Funny – As I mentioned in the initial blog, our adult children were a bit concerned about the two of us traveling together. Well, what happens in Bulgaria stays in Bulgaria!
Actually, we were very safe all of the time there. I only had security guards yelling at me twice—not bad for a seven-day stay! Once, as I was standing in the middle of a pedestrian street and innocently snapped a quick picture of a fruit/vegetable stand as the sliding door to the store opened, the store security guard came running out shouting in Bulgarian, “YOU MUST DELETE THAT PICTURE!” Thankfully, my friend was there to calmly assure him I was deleting the picture. Then, as we were told we could take pics with the color guard of an important building, the army official started yelling at me in English, “GET AWAY, GET AWAY!” As you can see, Mary was unfazed. Apparently pictures are normally allowed, but it was time for the changing of the guard and we were interrupting the timing. Who knew?

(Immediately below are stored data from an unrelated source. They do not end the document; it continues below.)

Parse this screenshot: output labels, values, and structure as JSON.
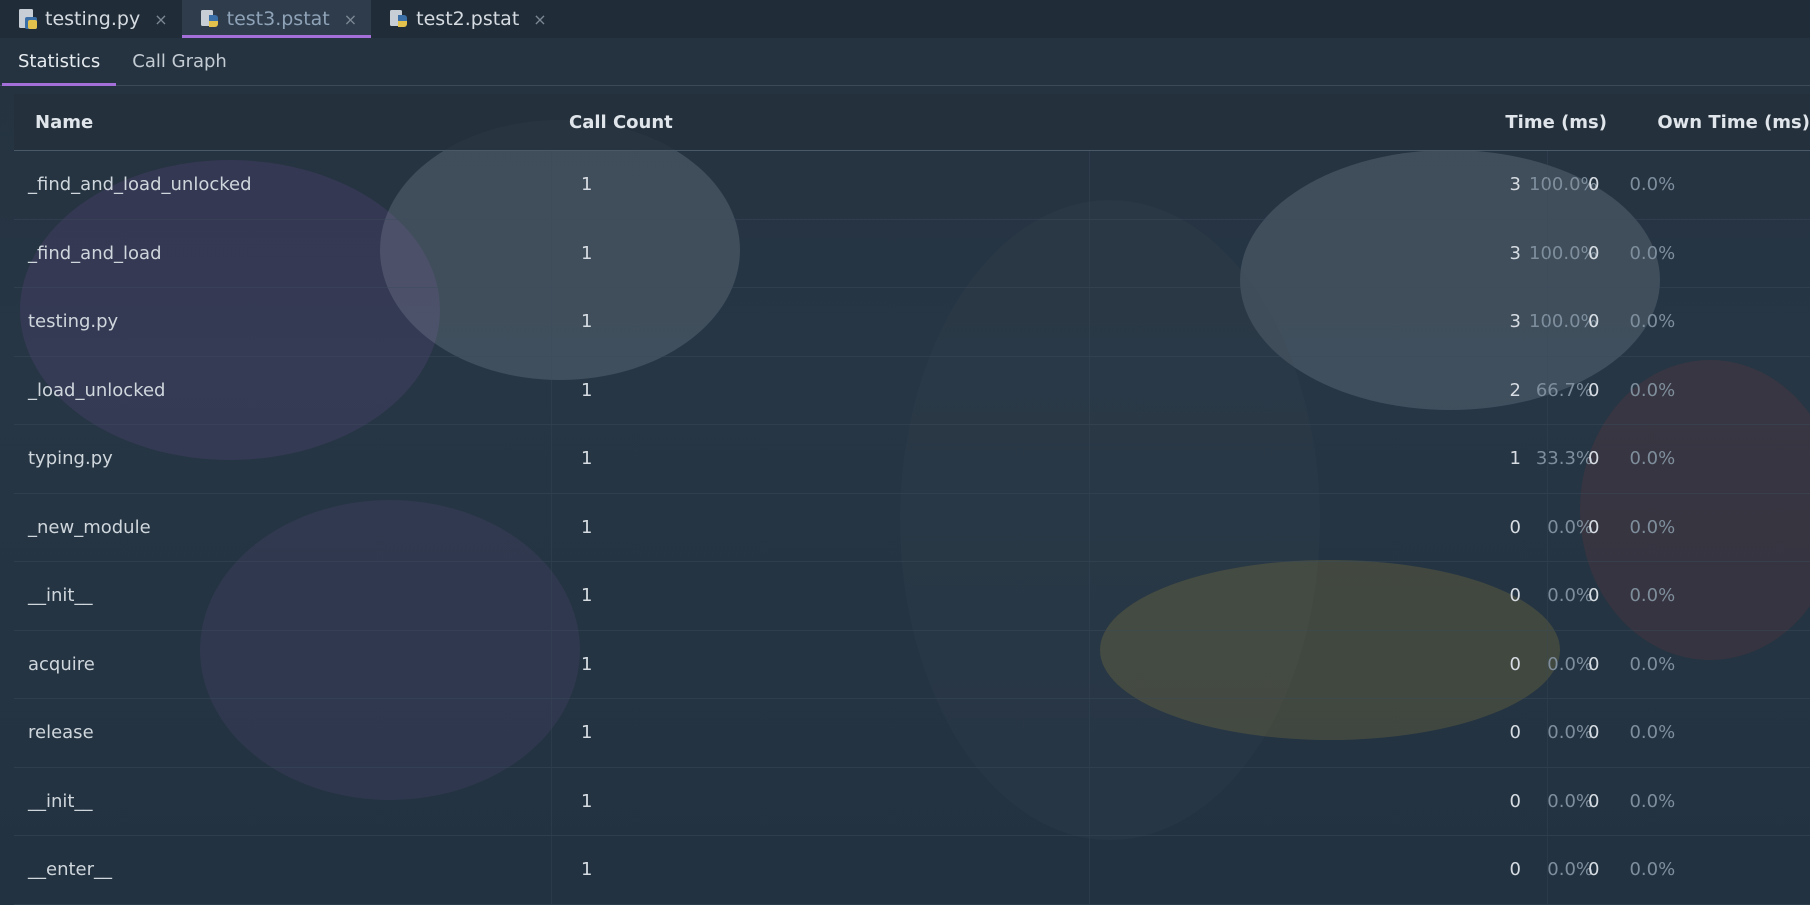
{
  "editor_tabs": [
    {
      "label": "testing.py",
      "icon": "python-file-icon",
      "active": false
    },
    {
      "label": "test3.pstat",
      "icon": "pstat-file-icon",
      "active": true
    },
    {
      "label": "test2.pstat",
      "icon": "pstat-file-icon",
      "active": false
    }
  ],
  "close_glyph": "×",
  "sub_tabs": [
    {
      "label": "Statistics",
      "active": true
    },
    {
      "label": "Call Graph",
      "active": false
    }
  ],
  "table": {
    "headers": {
      "name": "Name",
      "call_count": "Call Count",
      "time": "Time (ms)",
      "own_time": "Own Time (ms)"
    },
    "rows": [
      {
        "name": "_find_and_load_unlocked",
        "call_count": "1",
        "time": "3",
        "time_pct": "100.0%",
        "own_time": "0",
        "own_pct": "0.0%"
      },
      {
        "name": "_find_and_load",
        "call_count": "1",
        "time": "3",
        "time_pct": "100.0%",
        "own_time": "0",
        "own_pct": "0.0%"
      },
      {
        "name": "testing.py",
        "call_count": "1",
        "time": "3",
        "time_pct": "100.0%",
        "own_time": "0",
        "own_pct": "0.0%"
      },
      {
        "name": "_load_unlocked",
        "call_count": "1",
        "time": "2",
        "time_pct": "66.7%",
        "own_time": "0",
        "own_pct": "0.0%"
      },
      {
        "name": "typing.py",
        "call_count": "1",
        "time": "1",
        "time_pct": "33.3%",
        "own_time": "0",
        "own_pct": "0.0%"
      },
      {
        "name": "_new_module",
        "call_count": "1",
        "time": "0",
        "time_pct": "0.0%",
        "own_time": "0",
        "own_pct": "0.0%"
      },
      {
        "name": "__init__",
        "call_count": "1",
        "time": "0",
        "time_pct": "0.0%",
        "own_time": "0",
        "own_pct": "0.0%"
      },
      {
        "name": "acquire",
        "call_count": "1",
        "time": "0",
        "time_pct": "0.0%",
        "own_time": "0",
        "own_pct": "0.0%"
      },
      {
        "name": "release",
        "call_count": "1",
        "time": "0",
        "time_pct": "0.0%",
        "own_time": "0",
        "own_pct": "0.0%"
      },
      {
        "name": "__init__",
        "call_count": "1",
        "time": "0",
        "time_pct": "0.0%",
        "own_time": "0",
        "own_pct": "0.0%"
      },
      {
        "name": "__enter__",
        "call_count": "1",
        "time": "0",
        "time_pct": "0.0%",
        "own_time": "0",
        "own_pct": "0.0%"
      }
    ]
  },
  "colors": {
    "accent": "#a46fd9",
    "background": "#243341",
    "muted_text": "#7f8e9c"
  }
}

Energizing – The energy of being around Mary—a woman of huge vision, of un-deterred faith, of warmth and love for so many. The need of hope and healing through love of the outstretched hand is so huge–both in Bulgaria and here. Here being wherever we are. May you be energized as well to reach out and touch another’s heart in love….
Thank you for reading and for sharing the journey with me. May we find beauty in the brokenness of one another (Isaiah 61). May we richly love one another.